La conclusión de Wangenheim era que no podía contarse con que el Imperio otomano se alineara con la Triple Alianza si estallaba la guerra con la Entente. No mientras el peso de Inglaterra siguiera siendo decisivo. Una vez llegaran el Reşadiye y el Sultân Osmân-i Evvel, dicho peso sería imposible de contrarrestar. Aun así convenía mantener la excelente relación con los tres Paşas, para contar, cuando menos, con que su neutralidad, tras estallar la guerra, fuera del tipo que cierra el Bósforo al contrabando militar. Con ese motivo les anunciaba que al día siguiente, viernes 15, el ministro Cemal Paşa visitaría el Goeben. Aún más importante sería la cena del sábado 16, la que daría en su palacio el príncipe Enver Paşa en honor del Konteradmiral Souchon, el Kommandant Ackermann y los oficiales que les acompañasen.
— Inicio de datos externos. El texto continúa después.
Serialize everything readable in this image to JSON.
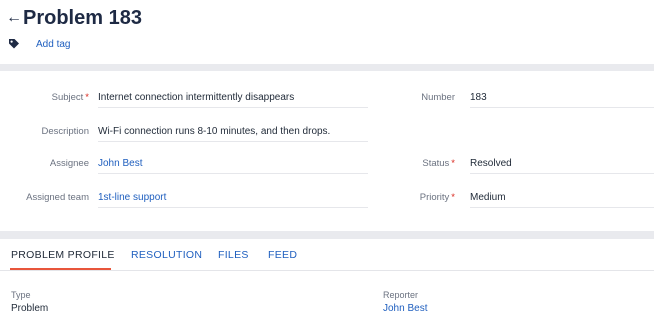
{
  "header": {
    "back_icon": "←",
    "title": "Problem 183",
    "add_tag": "Add tag"
  },
  "details": {
    "subject_label": "Subject",
    "subject_value": "Internet connection intermittently disappears",
    "number_label": "Number",
    "number_value": "183",
    "description_label": "Description",
    "description_value": "Wi-Fi connection runs 8-10 minutes, and then drops.",
    "assignee_label": "Assignee",
    "assignee_value": "John Best",
    "status_label": "Status",
    "status_value": "Resolved",
    "team_label": "Assigned team",
    "team_value": "1st-line support",
    "priority_label": "Priority",
    "priority_value": "Medium",
    "required_mark": "*"
  },
  "tabs": [
    {
      "label": "PROBLEM PROFILE",
      "active": true
    },
    {
      "label": "RESOLUTION",
      "active": false
    },
    {
      "label": "FILES",
      "active": false
    },
    {
      "label": "FEED",
      "active": false
    }
  ],
  "profile": {
    "type_label": "Type",
    "type_value": "Problem",
    "reporter_label": "Reporter",
    "reporter_value": "John Best"
  },
  "colors": {
    "title": "#1e2a44",
    "link": "#1f5fbf",
    "required": "#d9281e",
    "active_tab_underline": "#e8553b",
    "band": "#e9eaee"
  },
  "icons": {
    "back": "arrow-left-icon",
    "tag": "tag-icon"
  }
}
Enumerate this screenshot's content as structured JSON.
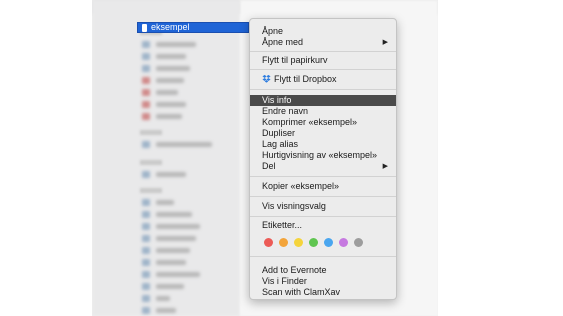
{
  "finder": {
    "selected_file": "eksempel",
    "bg_rows": [
      {
        "w": 40
      },
      {
        "w": 30
      },
      {
        "w": 34
      },
      {
        "w": 28
      },
      {
        "w": 22
      },
      {
        "w": 30
      },
      {
        "w": 26
      },
      {
        "w": 24
      }
    ]
  },
  "menu": {
    "items": {
      "open": "Åpne",
      "open_with": "Åpne med",
      "move_to_trash": "Flytt til papirkurv",
      "move_to_dropbox": "Flytt til Dropbox",
      "get_info": "Vis info",
      "rename": "Endre navn",
      "compress": "Komprimer «eksempel»",
      "duplicate": "Dupliser",
      "make_alias": "Lag alias",
      "quick_look": "Hurtigvisning av «eksempel»",
      "share": "Del",
      "copy": "Kopier «eksempel»",
      "show_view_options": "Vis visningsvalg",
      "tags": "Etiketter...",
      "add_to_evernote": "Add to Evernote",
      "show_in_finder": "Vis i Finder",
      "scan_clamxav": "Scan with ClamXav"
    },
    "tag_colors": [
      "#ec5b56",
      "#f3a43a",
      "#f5d43c",
      "#5fc550",
      "#4aa6ef",
      "#c679e0",
      "#9d9d9d"
    ]
  }
}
Tras eso la MD no quedaría libre para zarpar y desaparecer, pues el sultán Mehmed deseaba conocer al Konteradmiral, y a tal fin le recibiría en audiencia, en compañía del embajador Wangenheim, a mediodía del viernes 22, en su colosal palacio de Dolmabahçe. Tras eso, las obligaciones de la MD en Istanbul, cuando menos hasta otoño, habrían concluido.


Souchon, Ackermann y Wangenheim se despedían en la toldilla. Humann y Wichelhausen conversaban, algo apartados. Así el segundo supo que la vida de su prometida era incómoda, por cuestiones de intendencia que a su cuñado le superaban. Pese a eso, Queralt, que a Humann no había podido caerle mejor, hasta el punto de que si fuese alemana le ofrecería un empleo, esperaba ver pronto a su novio, y ya se las apañaría Humann para que supiera dónde y cuándo. Él sugería el excelente Pera Palas Oteli, el más de lujo de Istanbul y que fue, a su entrada en servicio —finales del XIX—, el primer hotel de la ciudad que contaba con iluminación eléctrica y agua caliente en las habitaciones. A causa de tales virtudes, y algunas más, el general Liman von Sanders había plantado la tienda en una de sus suites, pese a disponer de un yali. Si Wichelhausen lograba camelar a Souchon, Humann le conseguiría una reserva para dos noches. De postre le recomendaba visitar al capitán Moreno, para invitarle a cenar en el Goeben, tal y como dijo Souchon. Si todo iba bien, y se apuntaban no solo el capitán, sino el embajador y los consejeros ya presentes en Istanbul, él se las compondría para que Wangenheim y él mismo fueran de la partida. Con eso, pensaba él, su idilio con la estupenda senyoreta se vería tan favorecido que las cosas les resultarían más fáciles, cosa que les vendría bien sí, como él profetizaba, el Goeben estaba destinado a tener amarradero fijo frente al sucio, caótico y ruinoso Karaköy.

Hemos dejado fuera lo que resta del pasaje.